Die Landwirtschaft ist einer der wichtigsten Wirtschaftssektoren Mosambiks, rund drei Viertel der Bevölkerung lebt auf dem Land. Allerdings ist die Produktivität der Landwirtschaft nach wie vor sehr niedrig. Zahlreiche Programme, Pläne und Initiativen versuchen seit Jahren, den Landwirtschaftssektor in Mosambik zu entwickeln. Dabei agieren sie jedoch häufig isoliert voneinander und in Form von Pilotprojekten oder Programmen, die danach nicht ausgewertet werden. Über den begrenzten Nutzen dieser Initiativen sowie die fehlende Förderung agrarökologischer Ansätze haben wir mit Luis Muchanga, Geschäftsführer des Bauernverbands UNAC, gesprochen.

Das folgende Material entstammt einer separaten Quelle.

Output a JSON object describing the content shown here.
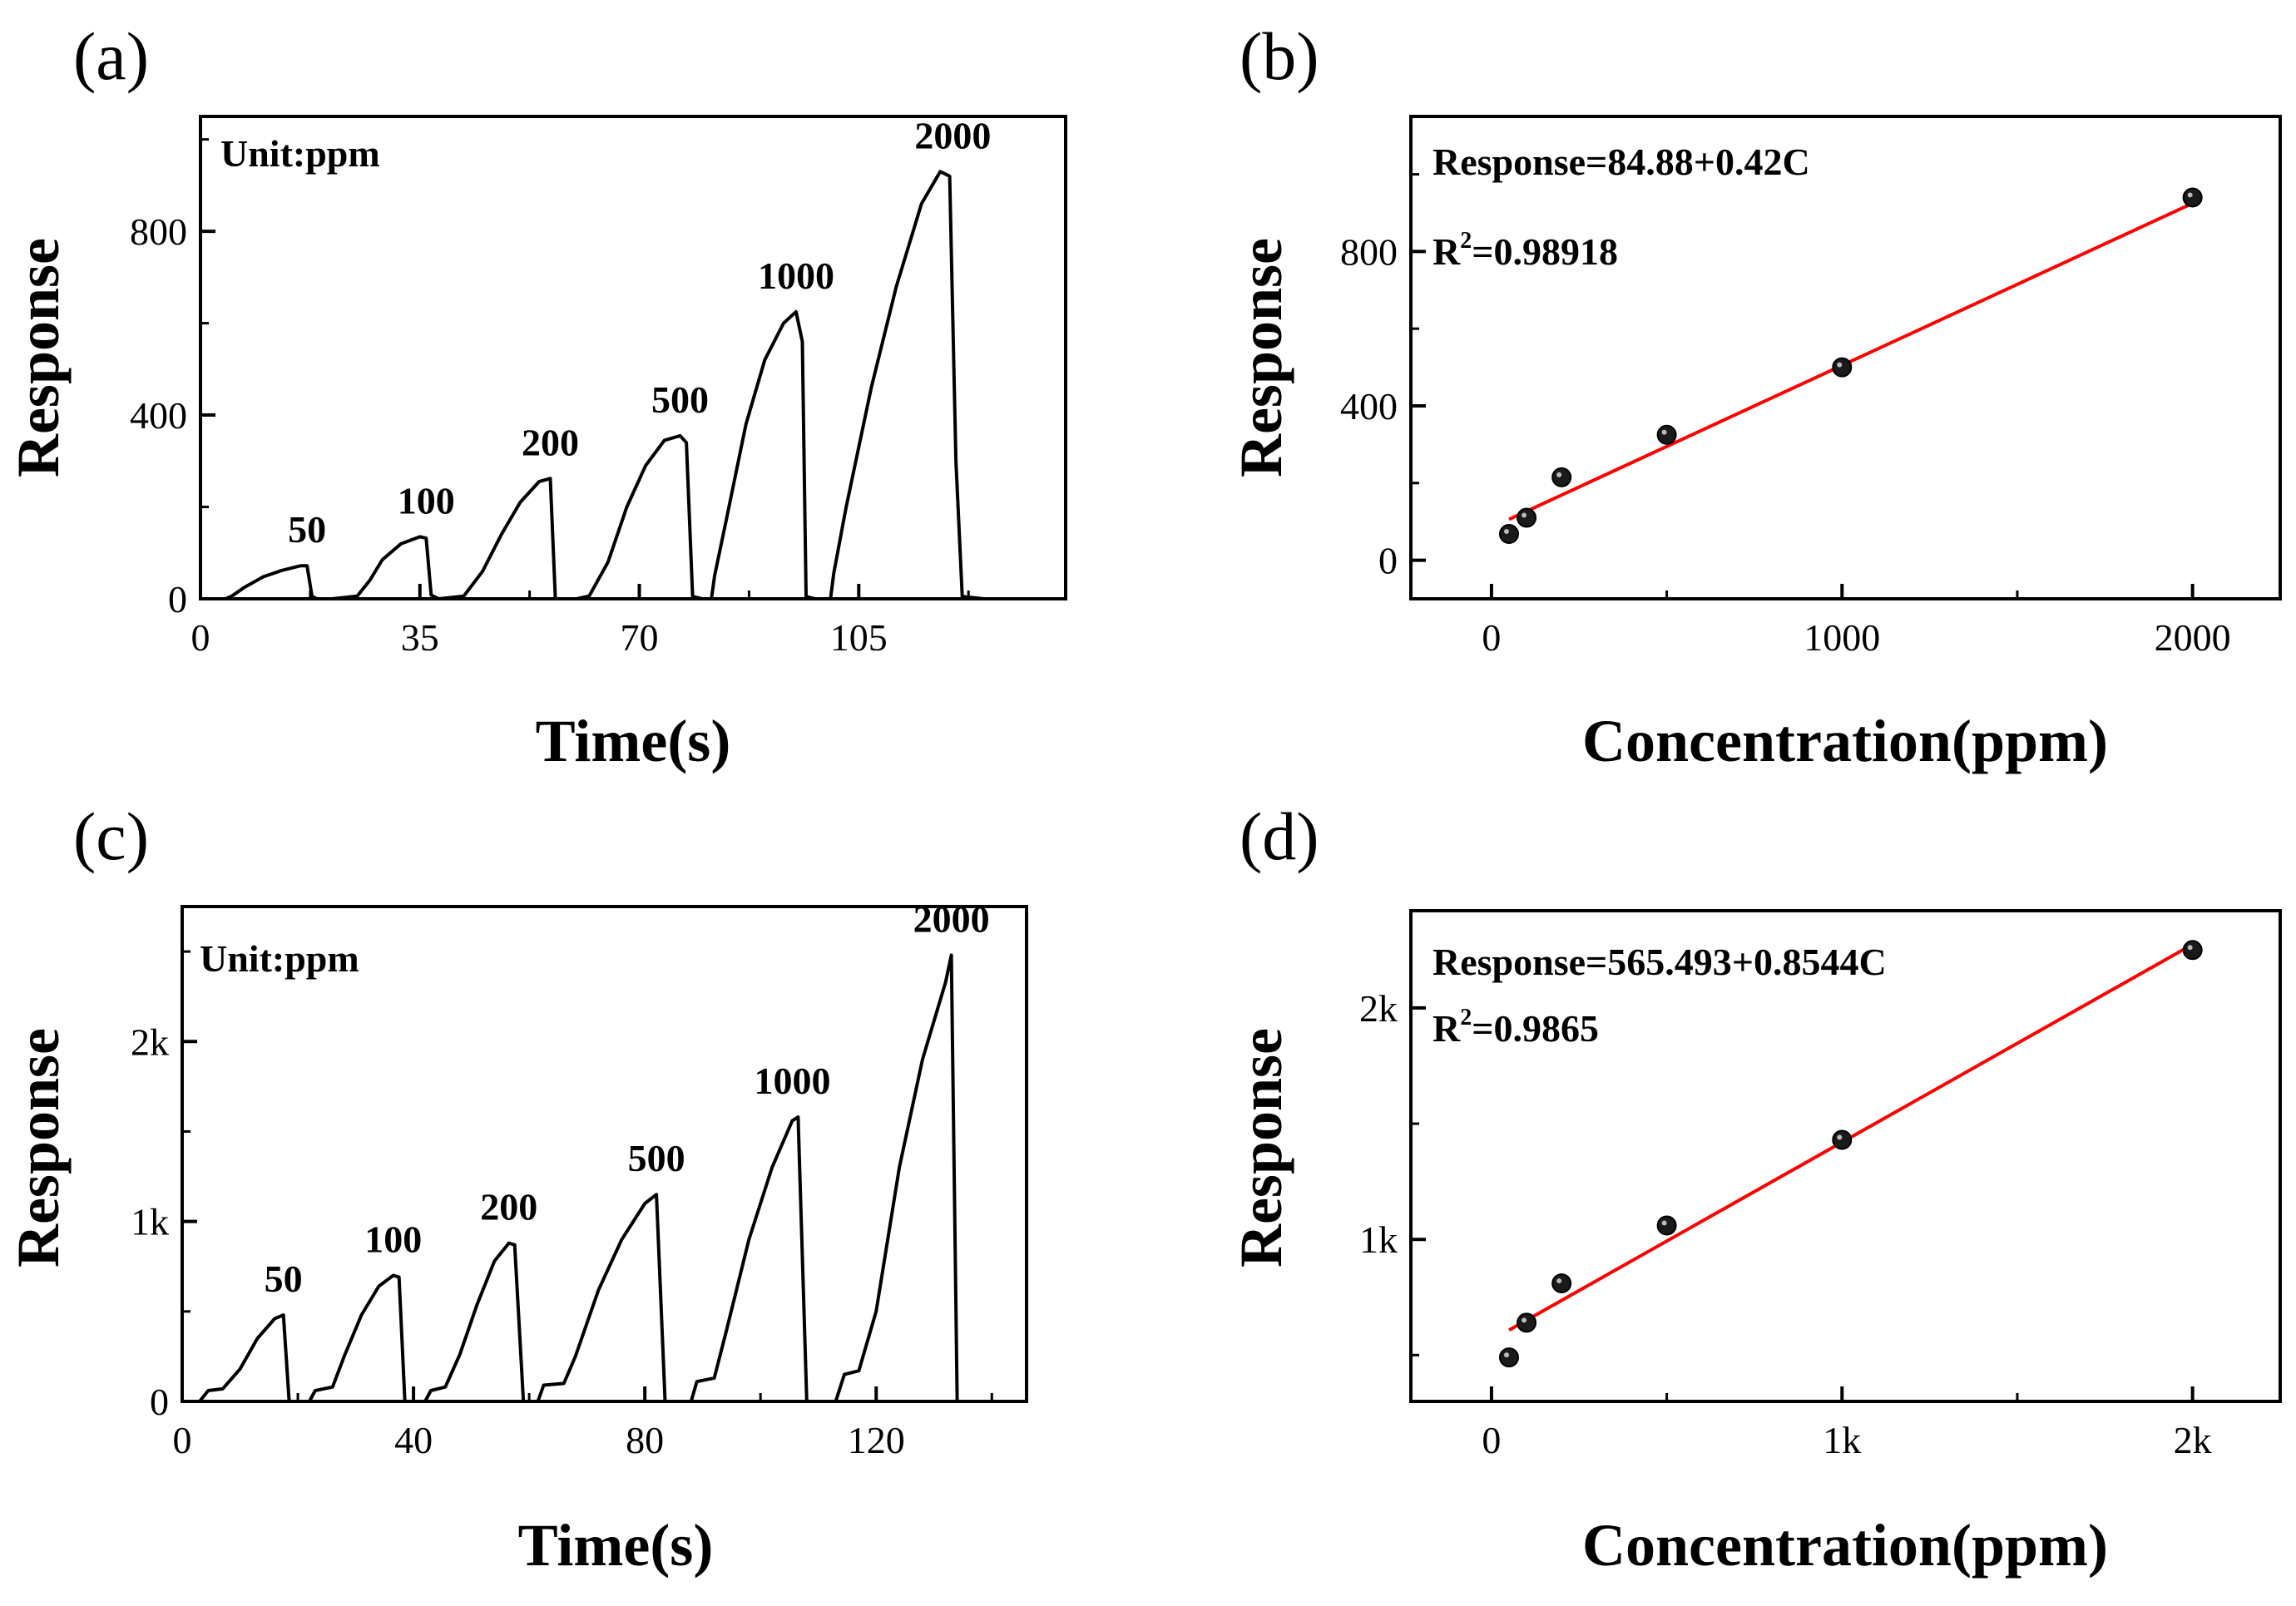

Welchen Stellenwert hat die Landwirtschaft für die mosambikanische Regierung?
Die Landwirtschaft ist ein Schlüsselsektor für die ökonomische Entwicklung Mosambiks und trägt rund 25 Prozent zum Bruttoinlandsprodukt bei. Wenn wir jedoch auf den Staatshaushalt schauen, müssen wir feststellen, dass der Sektor unterfinanziert ist. Nur etwa sieben Prozent des Staatshaushalts sind für die Landwirtschaft vorgesehen. Das entspricht weder dem, was nötig ist, noch den Verpflichtungen, welche die mosambikanische Regierung eingegangen ist.

Welche Verpflichtungen denn?
In der Maputo-Deklaration etwa haben die Mitgliedsstaaten der Afrikanischen Union festgelegt, zehn Prozent ihrer Haushaltsmittel in die Landwirtschaft und die ländliche Entwicklung zu investieren. Das ist in Mosambik nicht der Fall.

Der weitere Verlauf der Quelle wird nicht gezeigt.